Basic Knowledge of Financing a Home
Typically for people looking to buy a home, they will be financing a large portion by applying for a mortgage, also known as a home loan, from the builder / developer, a bank or other financial company. There are a variety of mortgage programs available with varying loan terms and interest rates, so it's wise to know the process pretty well.

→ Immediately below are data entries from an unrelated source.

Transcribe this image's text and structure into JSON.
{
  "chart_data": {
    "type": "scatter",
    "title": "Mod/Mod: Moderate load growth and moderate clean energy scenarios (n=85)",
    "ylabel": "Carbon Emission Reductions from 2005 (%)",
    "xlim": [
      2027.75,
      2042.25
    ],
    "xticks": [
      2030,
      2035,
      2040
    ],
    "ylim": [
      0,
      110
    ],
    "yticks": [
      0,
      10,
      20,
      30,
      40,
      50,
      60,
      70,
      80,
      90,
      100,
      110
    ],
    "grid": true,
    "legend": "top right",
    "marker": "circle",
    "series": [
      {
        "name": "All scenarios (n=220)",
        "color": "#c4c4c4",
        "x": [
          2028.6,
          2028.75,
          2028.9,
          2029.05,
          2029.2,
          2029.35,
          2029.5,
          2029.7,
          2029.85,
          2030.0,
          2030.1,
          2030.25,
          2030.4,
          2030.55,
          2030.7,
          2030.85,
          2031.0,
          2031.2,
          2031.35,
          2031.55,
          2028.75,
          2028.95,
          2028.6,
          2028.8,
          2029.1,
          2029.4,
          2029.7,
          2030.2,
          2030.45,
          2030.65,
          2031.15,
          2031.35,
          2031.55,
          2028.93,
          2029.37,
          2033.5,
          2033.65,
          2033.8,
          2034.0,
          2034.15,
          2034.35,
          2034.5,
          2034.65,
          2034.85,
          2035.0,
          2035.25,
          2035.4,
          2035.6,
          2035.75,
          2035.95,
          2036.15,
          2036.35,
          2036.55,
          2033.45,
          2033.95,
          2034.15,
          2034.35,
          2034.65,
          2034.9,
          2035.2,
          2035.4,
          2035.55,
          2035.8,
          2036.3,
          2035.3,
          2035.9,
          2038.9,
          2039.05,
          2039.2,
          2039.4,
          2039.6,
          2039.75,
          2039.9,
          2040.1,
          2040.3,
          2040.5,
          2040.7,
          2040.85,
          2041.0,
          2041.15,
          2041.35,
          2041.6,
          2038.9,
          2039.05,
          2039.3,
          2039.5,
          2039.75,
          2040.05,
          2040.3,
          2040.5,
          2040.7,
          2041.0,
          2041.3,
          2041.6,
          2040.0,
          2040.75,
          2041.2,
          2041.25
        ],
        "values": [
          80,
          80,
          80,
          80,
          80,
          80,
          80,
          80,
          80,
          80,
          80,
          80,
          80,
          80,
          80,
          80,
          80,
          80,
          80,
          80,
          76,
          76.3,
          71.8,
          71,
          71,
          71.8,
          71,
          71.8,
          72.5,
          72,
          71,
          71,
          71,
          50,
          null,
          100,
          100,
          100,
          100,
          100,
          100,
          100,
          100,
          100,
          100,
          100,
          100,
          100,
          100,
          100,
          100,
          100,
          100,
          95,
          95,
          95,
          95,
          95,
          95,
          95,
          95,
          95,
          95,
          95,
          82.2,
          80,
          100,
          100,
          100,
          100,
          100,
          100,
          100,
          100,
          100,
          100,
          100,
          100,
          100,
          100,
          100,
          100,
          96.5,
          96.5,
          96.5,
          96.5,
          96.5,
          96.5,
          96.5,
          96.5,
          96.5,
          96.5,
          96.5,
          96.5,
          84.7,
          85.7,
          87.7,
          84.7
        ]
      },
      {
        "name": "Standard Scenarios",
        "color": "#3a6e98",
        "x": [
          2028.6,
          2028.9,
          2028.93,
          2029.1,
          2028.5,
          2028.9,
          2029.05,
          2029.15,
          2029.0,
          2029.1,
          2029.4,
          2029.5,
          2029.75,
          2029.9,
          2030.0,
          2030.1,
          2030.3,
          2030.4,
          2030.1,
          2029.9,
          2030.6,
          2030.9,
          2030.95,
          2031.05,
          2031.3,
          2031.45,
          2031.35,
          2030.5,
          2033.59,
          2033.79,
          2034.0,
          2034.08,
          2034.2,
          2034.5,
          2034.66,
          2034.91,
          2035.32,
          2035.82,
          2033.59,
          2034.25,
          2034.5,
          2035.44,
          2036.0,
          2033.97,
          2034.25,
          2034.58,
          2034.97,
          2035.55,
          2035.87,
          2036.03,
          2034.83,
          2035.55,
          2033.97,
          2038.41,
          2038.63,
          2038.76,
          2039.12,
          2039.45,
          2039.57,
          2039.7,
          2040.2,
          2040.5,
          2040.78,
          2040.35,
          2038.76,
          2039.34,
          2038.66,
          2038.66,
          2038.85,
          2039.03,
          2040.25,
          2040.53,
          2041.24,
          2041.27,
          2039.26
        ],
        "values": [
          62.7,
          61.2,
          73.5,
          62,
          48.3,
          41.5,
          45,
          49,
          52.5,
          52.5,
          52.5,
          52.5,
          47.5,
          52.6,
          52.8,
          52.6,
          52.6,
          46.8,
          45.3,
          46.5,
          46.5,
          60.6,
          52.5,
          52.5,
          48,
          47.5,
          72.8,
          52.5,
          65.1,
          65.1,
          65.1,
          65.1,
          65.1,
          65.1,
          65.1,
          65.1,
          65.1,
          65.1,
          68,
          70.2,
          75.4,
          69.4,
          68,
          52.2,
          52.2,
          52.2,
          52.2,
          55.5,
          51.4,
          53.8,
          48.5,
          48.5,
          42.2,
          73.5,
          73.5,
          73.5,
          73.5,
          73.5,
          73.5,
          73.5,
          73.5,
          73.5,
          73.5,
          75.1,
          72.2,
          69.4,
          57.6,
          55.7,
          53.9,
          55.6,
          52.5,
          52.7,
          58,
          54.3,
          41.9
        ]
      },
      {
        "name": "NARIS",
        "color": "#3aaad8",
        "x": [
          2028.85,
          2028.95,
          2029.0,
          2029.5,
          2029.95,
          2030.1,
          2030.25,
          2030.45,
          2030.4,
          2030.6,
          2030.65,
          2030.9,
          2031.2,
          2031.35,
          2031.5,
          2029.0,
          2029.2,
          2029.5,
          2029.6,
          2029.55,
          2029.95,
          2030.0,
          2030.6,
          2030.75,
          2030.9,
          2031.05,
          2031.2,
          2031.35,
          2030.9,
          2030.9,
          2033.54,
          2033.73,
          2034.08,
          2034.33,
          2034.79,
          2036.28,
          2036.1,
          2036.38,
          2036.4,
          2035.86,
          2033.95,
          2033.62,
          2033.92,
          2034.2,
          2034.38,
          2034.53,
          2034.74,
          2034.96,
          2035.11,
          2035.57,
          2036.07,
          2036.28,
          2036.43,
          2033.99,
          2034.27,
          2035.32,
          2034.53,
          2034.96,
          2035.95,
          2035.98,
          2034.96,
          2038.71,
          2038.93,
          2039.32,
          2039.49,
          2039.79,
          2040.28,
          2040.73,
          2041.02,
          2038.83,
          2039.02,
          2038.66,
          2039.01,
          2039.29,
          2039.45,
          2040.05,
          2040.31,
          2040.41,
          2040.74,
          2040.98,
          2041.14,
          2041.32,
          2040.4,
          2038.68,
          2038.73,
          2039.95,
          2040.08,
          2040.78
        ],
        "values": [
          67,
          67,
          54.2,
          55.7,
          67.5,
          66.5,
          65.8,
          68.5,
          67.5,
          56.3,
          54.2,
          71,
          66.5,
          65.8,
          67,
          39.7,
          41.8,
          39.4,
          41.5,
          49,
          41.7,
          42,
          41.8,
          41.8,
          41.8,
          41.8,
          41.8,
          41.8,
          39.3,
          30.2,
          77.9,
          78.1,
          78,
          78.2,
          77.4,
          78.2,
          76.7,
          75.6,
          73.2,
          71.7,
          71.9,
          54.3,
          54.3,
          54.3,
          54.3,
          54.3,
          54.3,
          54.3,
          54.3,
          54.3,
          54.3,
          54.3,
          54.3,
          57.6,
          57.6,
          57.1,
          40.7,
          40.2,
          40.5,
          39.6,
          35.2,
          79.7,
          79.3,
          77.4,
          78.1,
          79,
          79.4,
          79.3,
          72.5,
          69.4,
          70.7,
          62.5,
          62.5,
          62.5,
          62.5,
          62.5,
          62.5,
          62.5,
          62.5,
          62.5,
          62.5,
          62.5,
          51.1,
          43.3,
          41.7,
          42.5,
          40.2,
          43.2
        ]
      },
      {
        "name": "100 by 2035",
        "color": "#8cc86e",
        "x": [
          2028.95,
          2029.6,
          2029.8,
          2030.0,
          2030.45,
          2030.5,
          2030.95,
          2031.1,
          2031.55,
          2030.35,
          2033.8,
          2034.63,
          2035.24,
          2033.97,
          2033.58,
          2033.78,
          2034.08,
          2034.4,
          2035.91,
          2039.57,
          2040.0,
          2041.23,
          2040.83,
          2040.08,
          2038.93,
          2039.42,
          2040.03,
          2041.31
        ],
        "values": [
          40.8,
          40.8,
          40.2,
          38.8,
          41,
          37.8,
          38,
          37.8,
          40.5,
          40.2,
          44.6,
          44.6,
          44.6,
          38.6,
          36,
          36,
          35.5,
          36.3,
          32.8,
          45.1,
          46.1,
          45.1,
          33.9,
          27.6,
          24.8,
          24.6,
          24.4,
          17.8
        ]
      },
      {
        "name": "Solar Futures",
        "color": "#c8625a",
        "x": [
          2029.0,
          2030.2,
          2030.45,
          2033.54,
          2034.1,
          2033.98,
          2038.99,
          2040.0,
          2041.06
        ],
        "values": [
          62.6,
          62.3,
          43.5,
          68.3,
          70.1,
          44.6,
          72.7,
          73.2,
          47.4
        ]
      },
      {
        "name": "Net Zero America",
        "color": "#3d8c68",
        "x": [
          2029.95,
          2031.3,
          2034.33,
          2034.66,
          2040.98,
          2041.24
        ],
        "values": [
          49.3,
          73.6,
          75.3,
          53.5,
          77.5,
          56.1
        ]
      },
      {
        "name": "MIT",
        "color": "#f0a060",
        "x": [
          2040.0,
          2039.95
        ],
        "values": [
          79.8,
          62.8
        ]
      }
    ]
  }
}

The most common type of home loan is a 30-year fixed rate mortgage. For the loan's duration, 30 years, you'll be making monthly payments on the principal amount (the amount you borrow) as well as interest. The interest is the lender's profit for them allowing you to borrow the money.
Two Types of Mortgages
- Fixed Rate Mortgage
- • Permanent interest rate
- • Interest rate will be higher than Adjustable-rate mortgage
- • Perfect for buyers who want to remain in the home for a long term
- Adjustable Rate Mortgage
- • Initial interest rate is generally less than a fixed-rate
- • Interest rate is fixed for 6 months, 3, 5, 7 & 10 years
- • Interest rate is subject to change to higher rate after initial fixed period
- • Ideal for buyers who plan to own the home for a short term duration
- Jumbo Loan
- • A mortgage loan more than $417,000
- • Interest rate tends to be higher but at times are the same as conforming limits
- • Down payments for jumbo mortgages range from 5-10 percent based on the requested loan amount
- Government Loan
- • Any loan backed by the federal government
- • Lenders typically offer lower interest rates since they are insured
- • down payments range from zero down for VA mortgages to 3.5% for FHA loan
- • Acronyms: VA - Department of Veterans Affairs, FHA - Federal Housing Administration, USDA - United States Department of Agriculture, FmHA - Farmers Home Administration
Other Key Elements in a Loan
Private mortgage insurance (PMI) - insurance the borrower needs to pay to protect the lender in the event you go into default. If your down payment is under 20% of the purchase price, be prepared to pay PMI. For FHA loans, it is called MIP and is attached to the loan for its entirety.
Escrow or impounds - Your mortgage payment will include a portion that is applied to property taxes and insurance.
Index - Applicable to adjustable rate mortgages. Your interest rate is tied to an index such as the LIBOR, 1 year Treasury, COFI, etc.
Margin - Applicable to adjustable rate mortgages. Based on your credit and/or loan program, loan product will have a margin, ranging from 2-5, that is added to the index which gives you the actual interest rate.